In den Tabellen gibt es aber nicht allein Ost-West-Unterschiede. Betrachten die Statistiker nur die Einlieferungen in Kliniken nach einem akuten Herzinfarkt kommt das Saarland im Jahr 2017 mit 305 Patienten pro 100 000 Einwohner auf einen negativen Spitzenwert.

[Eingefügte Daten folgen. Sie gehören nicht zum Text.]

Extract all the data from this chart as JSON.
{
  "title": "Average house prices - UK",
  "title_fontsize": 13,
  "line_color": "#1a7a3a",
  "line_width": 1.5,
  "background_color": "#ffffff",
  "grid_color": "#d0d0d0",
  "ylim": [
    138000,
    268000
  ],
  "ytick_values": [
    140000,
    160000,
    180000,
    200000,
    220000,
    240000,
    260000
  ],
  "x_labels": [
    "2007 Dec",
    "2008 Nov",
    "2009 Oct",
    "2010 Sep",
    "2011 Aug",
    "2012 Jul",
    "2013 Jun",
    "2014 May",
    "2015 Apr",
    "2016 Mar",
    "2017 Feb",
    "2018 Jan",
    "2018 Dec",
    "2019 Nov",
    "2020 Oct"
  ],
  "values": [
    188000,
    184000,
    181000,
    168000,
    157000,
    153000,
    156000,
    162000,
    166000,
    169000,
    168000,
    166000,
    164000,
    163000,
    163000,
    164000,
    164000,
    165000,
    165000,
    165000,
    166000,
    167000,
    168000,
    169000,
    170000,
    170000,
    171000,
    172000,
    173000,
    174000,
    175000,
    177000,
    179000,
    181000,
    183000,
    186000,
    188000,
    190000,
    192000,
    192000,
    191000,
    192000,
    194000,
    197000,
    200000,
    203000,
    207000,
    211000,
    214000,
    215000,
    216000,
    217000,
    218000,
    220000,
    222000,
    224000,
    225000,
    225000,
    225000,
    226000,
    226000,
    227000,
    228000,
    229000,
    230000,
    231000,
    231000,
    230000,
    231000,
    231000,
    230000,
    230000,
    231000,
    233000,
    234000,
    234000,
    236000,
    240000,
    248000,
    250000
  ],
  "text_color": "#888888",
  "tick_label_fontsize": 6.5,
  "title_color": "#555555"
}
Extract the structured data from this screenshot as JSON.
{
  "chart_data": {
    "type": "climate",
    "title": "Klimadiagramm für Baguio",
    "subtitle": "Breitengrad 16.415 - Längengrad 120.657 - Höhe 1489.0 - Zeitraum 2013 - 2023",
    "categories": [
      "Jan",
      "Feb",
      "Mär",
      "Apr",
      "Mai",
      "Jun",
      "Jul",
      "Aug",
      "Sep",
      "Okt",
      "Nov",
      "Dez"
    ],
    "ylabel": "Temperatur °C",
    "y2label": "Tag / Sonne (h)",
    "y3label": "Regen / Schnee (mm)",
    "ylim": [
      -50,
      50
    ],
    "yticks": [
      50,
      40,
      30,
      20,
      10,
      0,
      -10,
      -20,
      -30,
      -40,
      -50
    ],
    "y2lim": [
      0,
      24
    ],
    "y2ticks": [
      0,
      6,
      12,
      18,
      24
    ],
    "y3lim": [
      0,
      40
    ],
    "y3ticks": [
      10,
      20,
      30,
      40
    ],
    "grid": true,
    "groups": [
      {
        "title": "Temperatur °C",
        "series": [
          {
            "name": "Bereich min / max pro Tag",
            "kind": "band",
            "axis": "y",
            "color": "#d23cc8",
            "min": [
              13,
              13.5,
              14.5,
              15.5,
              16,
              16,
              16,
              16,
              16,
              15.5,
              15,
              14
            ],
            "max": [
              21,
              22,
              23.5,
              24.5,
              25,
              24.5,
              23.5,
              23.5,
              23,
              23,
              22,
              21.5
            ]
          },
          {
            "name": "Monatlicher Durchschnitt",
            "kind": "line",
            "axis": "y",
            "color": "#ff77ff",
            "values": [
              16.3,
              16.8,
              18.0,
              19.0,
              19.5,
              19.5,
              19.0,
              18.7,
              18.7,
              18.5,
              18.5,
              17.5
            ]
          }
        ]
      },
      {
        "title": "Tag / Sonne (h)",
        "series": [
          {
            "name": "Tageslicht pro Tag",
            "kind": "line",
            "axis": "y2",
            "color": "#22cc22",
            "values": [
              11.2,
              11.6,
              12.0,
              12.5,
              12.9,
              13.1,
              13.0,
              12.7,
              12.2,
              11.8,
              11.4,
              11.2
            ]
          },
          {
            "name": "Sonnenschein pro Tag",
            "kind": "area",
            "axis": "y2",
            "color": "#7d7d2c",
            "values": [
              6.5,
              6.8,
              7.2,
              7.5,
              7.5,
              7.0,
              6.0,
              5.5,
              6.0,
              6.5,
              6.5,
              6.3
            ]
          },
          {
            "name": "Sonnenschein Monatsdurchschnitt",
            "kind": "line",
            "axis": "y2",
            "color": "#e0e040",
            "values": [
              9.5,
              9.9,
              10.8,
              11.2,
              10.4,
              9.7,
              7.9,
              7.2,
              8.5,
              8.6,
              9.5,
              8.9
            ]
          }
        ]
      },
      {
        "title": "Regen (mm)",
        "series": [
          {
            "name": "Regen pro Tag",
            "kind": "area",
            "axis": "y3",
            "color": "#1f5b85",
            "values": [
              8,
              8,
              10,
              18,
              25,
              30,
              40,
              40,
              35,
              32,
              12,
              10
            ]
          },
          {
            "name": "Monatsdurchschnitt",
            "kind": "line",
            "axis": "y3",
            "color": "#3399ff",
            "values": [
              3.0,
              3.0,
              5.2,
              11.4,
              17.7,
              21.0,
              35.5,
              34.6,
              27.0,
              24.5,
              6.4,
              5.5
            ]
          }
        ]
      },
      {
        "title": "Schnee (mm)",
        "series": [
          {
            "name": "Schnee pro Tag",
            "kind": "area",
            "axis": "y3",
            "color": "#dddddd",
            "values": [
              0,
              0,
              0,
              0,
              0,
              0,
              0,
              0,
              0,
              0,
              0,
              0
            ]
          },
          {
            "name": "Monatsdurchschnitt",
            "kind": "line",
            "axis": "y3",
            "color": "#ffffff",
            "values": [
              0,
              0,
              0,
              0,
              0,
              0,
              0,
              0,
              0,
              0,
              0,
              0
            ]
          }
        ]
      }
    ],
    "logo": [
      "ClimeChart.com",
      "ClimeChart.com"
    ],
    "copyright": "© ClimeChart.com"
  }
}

In Brandenburg wurden 268 Patienten gezählt, in Berlin waren es 237. Die geringste Herzinfarkt-Zahl meldete Sachsen mit 197 Patienten pro 100 000 Einwohner.
«Der auffällige Unterschied bei der Anzahl der akuten Herzinfarkte in den Bundesländern lässt sich noch nicht erklären, wenn allein das Alter als Faktor herausgerechnet oder ländliche Regionen mit längeren Rettungswegen anders beurteilt werden», sagte Dietrich Andresen, Vorstandsvorsitzender der Deutschen Herzstiftung. «Da müssen wir noch viel mehr Parameter in den Blick nehmen, zum Beispiel auch den Bildungsgrad der Bevölkerung, die Gesundheitsinformationen in ländlichen Regionen, dazu Faktoren wie Übergewicht, Raucherquoten und die Anzahl von Vorerkrankungen wie Diabetes.»
Sachsen-Anhalt versucht neben einer Analyse bereits, mit Programmen gegenzusteuern. Dabei geht es zum Beispiel um mehr Informationen über Lebensstil-Risiken wie Rauchen, Bewegungsmangel und Übergewicht, aber auch um mehr Grundwissen über Herzerkrankungen.